The two walked back out through the front door frame—the door was still on the ground—into the light of that gray day, and after the darkness of the trailer, even the slate sky seemed to glow. A cold wind swept through the forest, rustling the winter branches, moving the brambles to rasp against one another.
Hippie looked up at them.
“Nothing,” Than said quietly, brushing past her and starting back up the winding trail that split the thorns.
She looked at Cohen. He shrugged.
The three of them moved through the blackberry brambles like shadows. Once at the top, as they walked back through the woods toward town, Than moved ahead. Hippie slowed and Cohen drew up beside her.
“Was that your house?” Cohen asked Hippie in a timid voice.
Hippie nodded, staring off into the distance. She turned and looked at Cohen, and her eyes were like steel. “We have to find that thing. We have to stop it before it does anything like this again.”
Hippie’s glaring eyes startled Cohen, and he nodded without saying a word, his mouth hanging partially open. He licked his lips—they were suddenly dry, brittle in the cold.
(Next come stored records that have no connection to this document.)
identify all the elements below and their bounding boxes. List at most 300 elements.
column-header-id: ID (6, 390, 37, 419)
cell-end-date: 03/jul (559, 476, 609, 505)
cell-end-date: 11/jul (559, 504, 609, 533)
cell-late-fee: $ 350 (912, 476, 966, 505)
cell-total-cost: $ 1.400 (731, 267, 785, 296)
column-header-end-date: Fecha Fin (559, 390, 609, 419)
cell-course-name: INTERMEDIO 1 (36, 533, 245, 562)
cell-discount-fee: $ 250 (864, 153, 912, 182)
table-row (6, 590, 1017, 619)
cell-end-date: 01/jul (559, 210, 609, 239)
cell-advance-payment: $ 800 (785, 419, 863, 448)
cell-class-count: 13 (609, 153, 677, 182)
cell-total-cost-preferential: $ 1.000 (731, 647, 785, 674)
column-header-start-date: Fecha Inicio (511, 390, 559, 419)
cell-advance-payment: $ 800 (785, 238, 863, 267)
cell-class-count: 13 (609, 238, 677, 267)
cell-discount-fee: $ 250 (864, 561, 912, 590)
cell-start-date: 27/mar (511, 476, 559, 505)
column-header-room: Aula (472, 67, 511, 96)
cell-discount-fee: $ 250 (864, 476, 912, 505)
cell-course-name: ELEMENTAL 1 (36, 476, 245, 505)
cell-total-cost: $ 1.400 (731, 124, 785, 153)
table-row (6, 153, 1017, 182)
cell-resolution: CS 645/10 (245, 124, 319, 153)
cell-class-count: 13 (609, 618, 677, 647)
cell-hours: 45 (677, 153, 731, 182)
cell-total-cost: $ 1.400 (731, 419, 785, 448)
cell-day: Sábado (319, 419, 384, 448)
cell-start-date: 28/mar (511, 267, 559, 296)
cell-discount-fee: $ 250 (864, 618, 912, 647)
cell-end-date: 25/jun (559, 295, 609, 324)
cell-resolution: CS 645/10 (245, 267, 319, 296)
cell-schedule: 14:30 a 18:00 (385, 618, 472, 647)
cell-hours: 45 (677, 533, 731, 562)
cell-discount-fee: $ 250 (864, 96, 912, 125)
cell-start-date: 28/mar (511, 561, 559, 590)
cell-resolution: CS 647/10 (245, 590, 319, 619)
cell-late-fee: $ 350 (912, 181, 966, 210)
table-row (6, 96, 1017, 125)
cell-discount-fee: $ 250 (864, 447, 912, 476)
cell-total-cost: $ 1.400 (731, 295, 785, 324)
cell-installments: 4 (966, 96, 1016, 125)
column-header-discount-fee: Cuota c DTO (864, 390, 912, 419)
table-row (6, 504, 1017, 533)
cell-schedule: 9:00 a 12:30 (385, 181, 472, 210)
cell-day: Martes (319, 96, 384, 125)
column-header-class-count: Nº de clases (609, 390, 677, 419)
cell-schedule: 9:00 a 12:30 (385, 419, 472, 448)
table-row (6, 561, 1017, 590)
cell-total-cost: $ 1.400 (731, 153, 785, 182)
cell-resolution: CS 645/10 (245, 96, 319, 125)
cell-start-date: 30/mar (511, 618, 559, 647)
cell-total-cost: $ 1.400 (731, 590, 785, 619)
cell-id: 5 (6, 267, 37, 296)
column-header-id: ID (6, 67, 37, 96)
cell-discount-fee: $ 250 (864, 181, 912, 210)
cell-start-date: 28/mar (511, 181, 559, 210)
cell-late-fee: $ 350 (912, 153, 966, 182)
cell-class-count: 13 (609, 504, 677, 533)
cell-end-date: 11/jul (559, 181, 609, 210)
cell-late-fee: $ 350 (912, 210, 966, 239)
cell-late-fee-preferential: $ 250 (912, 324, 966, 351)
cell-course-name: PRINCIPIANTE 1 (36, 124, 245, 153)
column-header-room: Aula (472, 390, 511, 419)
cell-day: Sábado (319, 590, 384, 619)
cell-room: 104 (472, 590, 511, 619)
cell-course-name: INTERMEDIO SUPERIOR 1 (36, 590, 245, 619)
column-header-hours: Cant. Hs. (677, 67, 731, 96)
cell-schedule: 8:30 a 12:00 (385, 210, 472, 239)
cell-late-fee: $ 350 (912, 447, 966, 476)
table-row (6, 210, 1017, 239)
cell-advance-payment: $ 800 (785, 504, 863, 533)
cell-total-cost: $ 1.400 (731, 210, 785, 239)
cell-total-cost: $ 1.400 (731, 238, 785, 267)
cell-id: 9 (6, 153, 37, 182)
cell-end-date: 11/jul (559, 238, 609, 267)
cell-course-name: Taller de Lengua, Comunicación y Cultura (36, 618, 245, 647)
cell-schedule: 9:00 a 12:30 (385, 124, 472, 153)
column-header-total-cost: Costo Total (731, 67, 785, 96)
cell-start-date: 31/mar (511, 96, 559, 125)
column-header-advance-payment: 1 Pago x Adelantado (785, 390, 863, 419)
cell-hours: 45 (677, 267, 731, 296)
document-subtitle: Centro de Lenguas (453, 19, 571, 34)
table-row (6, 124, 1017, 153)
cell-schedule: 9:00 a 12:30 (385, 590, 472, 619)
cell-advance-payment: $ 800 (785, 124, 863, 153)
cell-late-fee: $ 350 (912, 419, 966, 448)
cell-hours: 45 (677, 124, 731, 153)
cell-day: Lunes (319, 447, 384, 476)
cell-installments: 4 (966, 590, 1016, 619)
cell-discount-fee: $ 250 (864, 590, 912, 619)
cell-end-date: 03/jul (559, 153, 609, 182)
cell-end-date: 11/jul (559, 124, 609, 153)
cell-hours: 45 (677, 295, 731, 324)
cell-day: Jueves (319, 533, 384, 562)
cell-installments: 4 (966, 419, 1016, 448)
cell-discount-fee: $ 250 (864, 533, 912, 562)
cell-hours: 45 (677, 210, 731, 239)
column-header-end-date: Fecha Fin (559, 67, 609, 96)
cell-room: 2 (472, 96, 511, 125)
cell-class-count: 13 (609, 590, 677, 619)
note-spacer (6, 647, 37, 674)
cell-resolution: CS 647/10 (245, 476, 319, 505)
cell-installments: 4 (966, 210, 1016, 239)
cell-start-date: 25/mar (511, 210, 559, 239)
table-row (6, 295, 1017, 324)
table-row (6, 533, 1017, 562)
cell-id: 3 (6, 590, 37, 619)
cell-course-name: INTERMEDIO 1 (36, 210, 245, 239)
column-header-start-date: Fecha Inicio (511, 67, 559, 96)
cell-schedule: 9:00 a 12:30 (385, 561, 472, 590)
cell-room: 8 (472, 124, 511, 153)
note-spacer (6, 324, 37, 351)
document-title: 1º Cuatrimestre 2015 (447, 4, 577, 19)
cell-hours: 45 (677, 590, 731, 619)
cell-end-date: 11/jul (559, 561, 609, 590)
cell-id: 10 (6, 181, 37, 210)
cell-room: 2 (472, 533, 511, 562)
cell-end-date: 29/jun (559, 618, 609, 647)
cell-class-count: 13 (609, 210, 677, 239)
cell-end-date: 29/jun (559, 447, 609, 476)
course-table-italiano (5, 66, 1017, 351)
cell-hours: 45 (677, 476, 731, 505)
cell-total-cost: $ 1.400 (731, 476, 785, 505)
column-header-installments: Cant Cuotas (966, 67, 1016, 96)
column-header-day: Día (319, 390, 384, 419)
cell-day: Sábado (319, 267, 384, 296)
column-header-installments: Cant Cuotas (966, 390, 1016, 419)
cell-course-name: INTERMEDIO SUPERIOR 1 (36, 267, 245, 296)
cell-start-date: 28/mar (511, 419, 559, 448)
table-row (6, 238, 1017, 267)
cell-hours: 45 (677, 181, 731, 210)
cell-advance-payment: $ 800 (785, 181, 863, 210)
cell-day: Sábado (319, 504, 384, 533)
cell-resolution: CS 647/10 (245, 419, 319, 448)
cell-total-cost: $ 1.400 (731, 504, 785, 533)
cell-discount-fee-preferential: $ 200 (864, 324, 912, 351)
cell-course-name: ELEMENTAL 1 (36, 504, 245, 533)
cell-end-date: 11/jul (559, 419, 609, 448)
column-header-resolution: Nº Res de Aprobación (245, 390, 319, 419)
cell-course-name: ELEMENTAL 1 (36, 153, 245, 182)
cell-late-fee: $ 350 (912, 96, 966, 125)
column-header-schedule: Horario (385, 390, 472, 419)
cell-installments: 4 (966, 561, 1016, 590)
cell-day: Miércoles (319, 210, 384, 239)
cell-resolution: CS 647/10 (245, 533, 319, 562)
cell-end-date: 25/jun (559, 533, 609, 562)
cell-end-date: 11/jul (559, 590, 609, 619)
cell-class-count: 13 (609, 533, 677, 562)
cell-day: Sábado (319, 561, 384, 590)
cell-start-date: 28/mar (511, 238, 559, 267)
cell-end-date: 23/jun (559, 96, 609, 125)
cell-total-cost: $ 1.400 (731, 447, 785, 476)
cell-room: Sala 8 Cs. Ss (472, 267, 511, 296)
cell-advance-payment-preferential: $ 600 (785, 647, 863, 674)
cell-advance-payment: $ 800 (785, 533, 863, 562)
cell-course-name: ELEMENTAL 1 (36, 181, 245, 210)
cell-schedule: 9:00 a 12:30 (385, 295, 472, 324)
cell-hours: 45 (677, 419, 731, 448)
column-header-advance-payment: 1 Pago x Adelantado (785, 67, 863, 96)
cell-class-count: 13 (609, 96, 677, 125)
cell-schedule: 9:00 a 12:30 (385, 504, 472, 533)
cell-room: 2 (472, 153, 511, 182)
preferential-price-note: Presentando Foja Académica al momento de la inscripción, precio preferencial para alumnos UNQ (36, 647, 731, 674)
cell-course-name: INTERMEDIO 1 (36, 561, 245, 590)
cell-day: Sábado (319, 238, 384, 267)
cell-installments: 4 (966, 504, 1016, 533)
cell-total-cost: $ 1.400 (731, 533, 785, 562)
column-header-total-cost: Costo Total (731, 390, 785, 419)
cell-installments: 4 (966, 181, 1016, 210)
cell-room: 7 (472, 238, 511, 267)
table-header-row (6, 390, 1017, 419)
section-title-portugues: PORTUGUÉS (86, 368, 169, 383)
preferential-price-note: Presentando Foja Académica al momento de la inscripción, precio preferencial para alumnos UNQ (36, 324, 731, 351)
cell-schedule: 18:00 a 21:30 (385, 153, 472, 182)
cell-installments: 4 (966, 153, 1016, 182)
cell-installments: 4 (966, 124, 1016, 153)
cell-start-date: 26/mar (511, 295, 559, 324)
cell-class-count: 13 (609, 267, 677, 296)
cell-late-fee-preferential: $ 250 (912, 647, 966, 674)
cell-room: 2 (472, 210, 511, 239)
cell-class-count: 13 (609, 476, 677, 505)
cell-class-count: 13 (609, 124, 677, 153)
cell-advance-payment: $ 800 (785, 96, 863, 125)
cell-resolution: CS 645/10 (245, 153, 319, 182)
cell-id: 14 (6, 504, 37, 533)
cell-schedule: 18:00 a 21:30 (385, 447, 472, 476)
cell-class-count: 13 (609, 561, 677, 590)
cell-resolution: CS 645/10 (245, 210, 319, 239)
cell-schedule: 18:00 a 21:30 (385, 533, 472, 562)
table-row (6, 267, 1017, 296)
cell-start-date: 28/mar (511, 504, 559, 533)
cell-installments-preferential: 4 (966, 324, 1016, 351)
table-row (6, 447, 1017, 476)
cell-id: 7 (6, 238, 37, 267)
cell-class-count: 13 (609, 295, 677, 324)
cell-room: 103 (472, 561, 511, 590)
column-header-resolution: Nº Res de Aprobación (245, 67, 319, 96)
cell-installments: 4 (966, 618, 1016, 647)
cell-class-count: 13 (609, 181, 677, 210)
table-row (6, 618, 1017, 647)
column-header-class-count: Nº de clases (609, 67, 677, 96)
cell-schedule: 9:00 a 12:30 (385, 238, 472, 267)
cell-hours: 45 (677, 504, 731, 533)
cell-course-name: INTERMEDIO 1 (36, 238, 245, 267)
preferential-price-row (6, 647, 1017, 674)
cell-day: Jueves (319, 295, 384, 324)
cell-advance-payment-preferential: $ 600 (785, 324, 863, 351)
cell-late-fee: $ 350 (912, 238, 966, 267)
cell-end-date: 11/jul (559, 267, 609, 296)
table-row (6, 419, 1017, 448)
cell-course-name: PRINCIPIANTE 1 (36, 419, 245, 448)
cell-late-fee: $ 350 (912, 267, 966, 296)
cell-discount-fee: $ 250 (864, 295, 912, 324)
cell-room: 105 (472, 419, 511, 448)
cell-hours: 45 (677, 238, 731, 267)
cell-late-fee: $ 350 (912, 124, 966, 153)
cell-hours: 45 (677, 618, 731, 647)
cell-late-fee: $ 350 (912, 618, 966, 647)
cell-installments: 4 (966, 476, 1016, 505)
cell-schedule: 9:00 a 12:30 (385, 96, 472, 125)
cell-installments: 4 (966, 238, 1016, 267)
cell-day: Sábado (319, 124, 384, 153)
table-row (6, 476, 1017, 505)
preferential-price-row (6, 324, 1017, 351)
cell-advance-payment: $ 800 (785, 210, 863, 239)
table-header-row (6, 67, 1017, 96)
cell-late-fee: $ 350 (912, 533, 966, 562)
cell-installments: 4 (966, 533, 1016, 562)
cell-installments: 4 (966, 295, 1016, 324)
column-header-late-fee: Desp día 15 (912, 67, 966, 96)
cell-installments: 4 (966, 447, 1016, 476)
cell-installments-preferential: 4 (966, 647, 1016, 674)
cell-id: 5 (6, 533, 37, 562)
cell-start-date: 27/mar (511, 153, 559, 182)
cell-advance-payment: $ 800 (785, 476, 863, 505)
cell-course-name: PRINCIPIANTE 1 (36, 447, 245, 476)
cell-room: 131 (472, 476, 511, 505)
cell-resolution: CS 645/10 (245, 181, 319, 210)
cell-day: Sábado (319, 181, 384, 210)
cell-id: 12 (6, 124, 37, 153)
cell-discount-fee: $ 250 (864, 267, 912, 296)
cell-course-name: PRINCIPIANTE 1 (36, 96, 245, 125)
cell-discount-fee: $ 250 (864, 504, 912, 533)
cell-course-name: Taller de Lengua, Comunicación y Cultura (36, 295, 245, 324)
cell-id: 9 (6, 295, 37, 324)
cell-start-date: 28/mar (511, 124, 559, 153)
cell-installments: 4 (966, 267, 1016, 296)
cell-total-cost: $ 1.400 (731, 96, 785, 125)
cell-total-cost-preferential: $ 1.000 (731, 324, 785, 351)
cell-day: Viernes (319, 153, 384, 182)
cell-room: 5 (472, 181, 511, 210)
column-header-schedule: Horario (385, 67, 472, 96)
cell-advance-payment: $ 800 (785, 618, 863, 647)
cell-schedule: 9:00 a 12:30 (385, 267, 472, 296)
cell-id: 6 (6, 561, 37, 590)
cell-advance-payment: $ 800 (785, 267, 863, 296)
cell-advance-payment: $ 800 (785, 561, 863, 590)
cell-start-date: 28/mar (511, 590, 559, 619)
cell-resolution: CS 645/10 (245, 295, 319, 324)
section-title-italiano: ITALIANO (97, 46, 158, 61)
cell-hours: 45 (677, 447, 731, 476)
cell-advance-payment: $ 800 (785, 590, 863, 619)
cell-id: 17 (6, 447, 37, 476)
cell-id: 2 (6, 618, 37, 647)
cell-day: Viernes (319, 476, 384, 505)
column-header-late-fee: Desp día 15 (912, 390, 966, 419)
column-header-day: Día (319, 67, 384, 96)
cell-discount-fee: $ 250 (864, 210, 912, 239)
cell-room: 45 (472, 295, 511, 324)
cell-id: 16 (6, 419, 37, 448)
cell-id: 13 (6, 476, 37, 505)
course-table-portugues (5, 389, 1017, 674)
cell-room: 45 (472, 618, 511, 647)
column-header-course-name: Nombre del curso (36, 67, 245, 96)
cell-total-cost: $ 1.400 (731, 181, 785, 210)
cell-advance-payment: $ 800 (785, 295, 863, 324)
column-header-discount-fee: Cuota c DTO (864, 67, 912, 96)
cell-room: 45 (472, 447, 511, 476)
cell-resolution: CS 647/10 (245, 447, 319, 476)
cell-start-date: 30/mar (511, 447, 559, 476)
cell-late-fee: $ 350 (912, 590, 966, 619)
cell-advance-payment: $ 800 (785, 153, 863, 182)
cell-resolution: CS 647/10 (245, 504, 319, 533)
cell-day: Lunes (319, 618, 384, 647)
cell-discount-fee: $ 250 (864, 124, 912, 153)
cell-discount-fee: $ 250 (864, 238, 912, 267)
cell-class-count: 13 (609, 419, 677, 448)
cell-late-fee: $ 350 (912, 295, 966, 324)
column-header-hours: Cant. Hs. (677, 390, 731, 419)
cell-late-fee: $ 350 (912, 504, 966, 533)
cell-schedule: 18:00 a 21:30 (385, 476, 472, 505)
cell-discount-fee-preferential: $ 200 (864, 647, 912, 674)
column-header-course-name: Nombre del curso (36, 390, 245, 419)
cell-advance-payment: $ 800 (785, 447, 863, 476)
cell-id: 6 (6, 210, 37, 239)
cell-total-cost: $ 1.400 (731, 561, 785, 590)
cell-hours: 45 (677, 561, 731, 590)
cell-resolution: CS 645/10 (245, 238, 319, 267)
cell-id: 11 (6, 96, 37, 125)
He swallowed. Hippie turned away from him, and the look on her face was both regal and childlike. Her pronouncement made her seem older than she was.
“We have to find that thing,” she muttered again, and Than looked back at them. He reached up and tried to hold down the unruly patch of hair at the back of his head, but as soon as he moved his hand, the hair stood back up.
By the time they got back to the train tracks and walked over them, back into territory Cohen was familiar with, he had drifted into the lead. Than had paused to stare up into the sky. The tops of the trees started waving again, this time in long, bowing motions as if they were sweeping the sky clean. Cohen hadn’t thought it possible when he had run up into the woods only a few hours earlier, but he was ready to go home.
The gun was part of the reason for this. He was glad for every step between him and it. He felt as though he had been given a head start, and now the gun would come after him, that shiny blackness, that cold, hard steel, those handfuls of bullets. They would come slowly out of the trailer after the sun had set, sneaking through the dark like a mean dog that had slipped its leash. Yes, he was glad Than had left it in the trailer. He only wished he would have found a screw to fasten the air vent in place. A screw, he thought, could have kept it there, could have kept the gun from following him.
But there was happiness inside him too, happiness that he had found friends. When his father had been found out, when they had left the church, Cohen lost most of the friends he had. And now Sundays were quiet and slow, or spent at a stranger’s burial while his father presided as funeral director.
He missed Ava. He still thought about her. It was good to have friends again. Even if one of them was like Than.
The wind flared up again, swirling the winter smells of cold, dead leaves and things waiting for spring. They parted without saying goodbye, the three young people, and Cohen found his bike and pedaled furiously for home.